= Pak-China Friendship Centre =

Pakistan-China Friendship Centre (پاکستان چین دوستی مرکز) is an art, conference and exhibition centre in Islamabad, Pakistan. It is developed with the help of China–Pakistan relations. Its construction was started in April 2005 when the Premier of the State Council of the People's Republic of China Wen Jiabao visited Pakistan. It was inaugurated on December 18, 2010, by the Pakistani Prime Minister Yousaf Raza Gillani and Chinese Premier Wen Jiabao. Currently it is running by the Ministry of Culture.

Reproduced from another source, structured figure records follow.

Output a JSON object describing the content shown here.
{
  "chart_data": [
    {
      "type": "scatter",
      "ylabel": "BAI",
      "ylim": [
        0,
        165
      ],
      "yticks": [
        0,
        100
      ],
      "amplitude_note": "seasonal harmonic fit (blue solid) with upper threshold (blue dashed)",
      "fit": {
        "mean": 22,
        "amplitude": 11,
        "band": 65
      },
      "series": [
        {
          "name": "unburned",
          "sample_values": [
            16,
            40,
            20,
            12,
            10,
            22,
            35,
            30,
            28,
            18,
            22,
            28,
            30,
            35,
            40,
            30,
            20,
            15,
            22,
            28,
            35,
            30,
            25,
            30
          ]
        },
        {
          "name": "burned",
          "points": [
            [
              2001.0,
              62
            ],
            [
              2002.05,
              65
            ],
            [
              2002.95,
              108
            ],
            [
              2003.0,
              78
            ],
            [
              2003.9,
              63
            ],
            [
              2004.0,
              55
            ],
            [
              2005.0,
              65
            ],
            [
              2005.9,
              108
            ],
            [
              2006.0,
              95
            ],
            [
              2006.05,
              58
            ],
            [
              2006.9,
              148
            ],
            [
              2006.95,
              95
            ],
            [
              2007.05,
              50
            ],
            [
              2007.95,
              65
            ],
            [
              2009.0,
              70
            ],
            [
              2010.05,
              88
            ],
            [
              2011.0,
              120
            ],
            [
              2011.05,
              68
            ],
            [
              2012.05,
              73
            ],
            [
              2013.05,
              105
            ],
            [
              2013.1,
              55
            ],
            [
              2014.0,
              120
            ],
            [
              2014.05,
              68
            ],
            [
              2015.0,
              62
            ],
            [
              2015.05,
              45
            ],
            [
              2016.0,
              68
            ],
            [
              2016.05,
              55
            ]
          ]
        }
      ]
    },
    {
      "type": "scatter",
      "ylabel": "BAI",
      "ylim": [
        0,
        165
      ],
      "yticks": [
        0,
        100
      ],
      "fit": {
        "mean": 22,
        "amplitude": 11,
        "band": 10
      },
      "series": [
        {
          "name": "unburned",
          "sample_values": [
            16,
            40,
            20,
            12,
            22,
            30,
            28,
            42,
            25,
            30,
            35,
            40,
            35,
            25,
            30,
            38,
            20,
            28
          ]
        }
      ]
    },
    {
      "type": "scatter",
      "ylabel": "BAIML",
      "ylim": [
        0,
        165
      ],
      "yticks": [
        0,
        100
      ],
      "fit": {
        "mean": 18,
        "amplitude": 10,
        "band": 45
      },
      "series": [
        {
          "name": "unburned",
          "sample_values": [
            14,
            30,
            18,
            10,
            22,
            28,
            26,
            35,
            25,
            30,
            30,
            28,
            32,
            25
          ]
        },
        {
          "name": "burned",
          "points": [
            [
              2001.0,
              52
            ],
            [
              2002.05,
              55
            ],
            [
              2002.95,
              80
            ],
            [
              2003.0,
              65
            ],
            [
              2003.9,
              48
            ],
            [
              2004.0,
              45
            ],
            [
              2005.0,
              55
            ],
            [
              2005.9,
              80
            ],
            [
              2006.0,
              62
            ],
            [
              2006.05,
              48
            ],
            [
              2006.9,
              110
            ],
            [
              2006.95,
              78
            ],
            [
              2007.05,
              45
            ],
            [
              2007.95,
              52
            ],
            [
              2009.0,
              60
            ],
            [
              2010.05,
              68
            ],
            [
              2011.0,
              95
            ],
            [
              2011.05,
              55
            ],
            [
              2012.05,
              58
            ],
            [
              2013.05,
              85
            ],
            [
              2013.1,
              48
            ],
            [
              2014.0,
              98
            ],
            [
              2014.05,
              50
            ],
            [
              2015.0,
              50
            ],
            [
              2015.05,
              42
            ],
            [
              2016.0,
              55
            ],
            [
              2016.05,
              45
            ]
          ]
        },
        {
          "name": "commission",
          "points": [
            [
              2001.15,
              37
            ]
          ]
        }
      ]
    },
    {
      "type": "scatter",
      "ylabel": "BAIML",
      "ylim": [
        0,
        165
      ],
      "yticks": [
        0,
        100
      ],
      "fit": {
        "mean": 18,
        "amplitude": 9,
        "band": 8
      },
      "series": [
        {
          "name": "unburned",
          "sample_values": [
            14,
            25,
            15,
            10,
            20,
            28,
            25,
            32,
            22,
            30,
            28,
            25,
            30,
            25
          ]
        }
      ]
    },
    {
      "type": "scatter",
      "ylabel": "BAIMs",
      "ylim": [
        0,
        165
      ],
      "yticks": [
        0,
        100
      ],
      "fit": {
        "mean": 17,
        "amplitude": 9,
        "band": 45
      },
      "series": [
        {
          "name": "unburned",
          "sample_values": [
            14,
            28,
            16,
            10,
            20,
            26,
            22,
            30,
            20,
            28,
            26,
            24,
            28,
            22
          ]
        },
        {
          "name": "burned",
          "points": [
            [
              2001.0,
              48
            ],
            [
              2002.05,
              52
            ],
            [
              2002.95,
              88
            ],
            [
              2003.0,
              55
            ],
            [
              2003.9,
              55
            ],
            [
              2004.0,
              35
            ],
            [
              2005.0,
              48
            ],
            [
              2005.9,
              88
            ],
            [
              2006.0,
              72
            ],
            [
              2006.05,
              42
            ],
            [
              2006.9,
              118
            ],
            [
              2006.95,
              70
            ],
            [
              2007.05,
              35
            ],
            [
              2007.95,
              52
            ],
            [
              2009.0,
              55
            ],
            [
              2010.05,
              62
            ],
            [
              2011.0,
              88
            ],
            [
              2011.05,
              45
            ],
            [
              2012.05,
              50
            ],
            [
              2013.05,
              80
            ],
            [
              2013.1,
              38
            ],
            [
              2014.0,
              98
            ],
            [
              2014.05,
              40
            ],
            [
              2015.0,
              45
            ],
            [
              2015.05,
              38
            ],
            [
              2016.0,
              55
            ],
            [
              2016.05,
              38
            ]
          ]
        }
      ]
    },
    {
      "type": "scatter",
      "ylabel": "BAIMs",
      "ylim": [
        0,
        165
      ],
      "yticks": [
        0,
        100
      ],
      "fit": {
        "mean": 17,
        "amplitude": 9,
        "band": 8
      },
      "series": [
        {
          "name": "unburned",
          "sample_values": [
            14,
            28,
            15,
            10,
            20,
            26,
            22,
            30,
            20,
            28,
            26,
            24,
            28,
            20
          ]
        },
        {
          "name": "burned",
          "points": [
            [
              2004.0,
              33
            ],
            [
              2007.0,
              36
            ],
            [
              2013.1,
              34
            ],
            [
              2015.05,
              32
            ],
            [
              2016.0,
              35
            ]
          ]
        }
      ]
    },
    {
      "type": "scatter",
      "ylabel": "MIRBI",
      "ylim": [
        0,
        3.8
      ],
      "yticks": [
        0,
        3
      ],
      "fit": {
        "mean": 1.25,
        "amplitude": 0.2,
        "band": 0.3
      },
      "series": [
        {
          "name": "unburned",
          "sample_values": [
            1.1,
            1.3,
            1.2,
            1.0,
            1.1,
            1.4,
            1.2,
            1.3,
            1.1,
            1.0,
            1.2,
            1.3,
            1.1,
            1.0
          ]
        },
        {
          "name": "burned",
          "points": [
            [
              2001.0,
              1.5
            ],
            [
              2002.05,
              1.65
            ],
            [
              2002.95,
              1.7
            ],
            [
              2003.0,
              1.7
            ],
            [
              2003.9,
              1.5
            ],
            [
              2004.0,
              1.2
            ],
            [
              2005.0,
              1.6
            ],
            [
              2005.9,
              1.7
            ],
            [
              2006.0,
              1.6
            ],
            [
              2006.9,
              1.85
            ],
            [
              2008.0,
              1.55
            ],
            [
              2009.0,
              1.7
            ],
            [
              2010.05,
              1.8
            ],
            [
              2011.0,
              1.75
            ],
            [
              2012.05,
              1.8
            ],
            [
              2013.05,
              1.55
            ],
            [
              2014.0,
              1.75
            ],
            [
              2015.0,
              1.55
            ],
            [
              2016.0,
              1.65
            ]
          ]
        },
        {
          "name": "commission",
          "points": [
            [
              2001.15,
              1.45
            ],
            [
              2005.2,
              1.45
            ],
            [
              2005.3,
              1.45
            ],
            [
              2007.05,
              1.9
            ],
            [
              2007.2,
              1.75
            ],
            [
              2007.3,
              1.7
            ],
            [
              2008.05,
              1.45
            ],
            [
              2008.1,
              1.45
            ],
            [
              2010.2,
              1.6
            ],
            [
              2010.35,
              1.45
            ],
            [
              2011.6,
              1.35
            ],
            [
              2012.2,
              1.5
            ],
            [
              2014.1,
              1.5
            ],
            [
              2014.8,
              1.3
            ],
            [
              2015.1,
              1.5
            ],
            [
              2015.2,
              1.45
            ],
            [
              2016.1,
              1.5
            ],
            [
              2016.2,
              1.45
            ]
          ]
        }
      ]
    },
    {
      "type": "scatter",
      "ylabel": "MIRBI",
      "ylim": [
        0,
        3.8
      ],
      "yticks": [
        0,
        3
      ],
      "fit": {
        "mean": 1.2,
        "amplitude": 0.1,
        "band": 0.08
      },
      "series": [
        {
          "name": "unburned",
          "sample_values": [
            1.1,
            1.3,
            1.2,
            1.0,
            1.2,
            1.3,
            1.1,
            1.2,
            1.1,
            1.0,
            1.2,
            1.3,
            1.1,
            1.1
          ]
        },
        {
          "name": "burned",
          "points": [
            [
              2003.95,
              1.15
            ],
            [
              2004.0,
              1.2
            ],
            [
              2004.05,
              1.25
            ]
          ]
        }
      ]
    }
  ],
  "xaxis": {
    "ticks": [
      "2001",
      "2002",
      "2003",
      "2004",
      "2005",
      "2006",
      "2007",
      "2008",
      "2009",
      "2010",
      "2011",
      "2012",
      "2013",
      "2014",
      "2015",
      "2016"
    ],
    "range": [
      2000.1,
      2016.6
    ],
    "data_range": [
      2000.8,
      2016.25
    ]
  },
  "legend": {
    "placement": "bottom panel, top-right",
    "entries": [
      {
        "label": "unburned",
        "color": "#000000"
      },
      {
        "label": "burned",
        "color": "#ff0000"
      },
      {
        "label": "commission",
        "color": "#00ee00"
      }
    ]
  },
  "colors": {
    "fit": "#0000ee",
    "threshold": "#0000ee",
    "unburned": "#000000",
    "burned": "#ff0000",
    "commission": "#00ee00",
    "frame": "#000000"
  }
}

== Zohaib Kalwar Construction ==
Centre was started building in April 2005 with the help of People's Republic of China, 12 acre land was allotted by Capital Development Authority (CDA) in 2004 for the centre. Its approximately cost on construction is Rs. 3 billion, comprises on an auditorium with 800 seats, conference rooms, dancing halls, exhibition and art centre. Centre's design was made by China IPPR International Engineering Corporation and constructed by Shanghai Group. Eight conference halls with 200-250 seats, 105 residential rooms and three dancing halls are also being constructed now. In February 2013 CDA decided to establish a state-of-the-art modern cinema hall at the centre which will introduce the Bollywood and Hollywood films.

== Exhibitions ==
- Developing 8 Countries – 2012
- Islamabad Fashion Week – 2012
- National Book Fair – 2012
- Pak-China Business Forum – 2013 (COMSATS)
- Pakistan Super League franchise Islamabad United's opening ceremony which was held on 30 January 2016.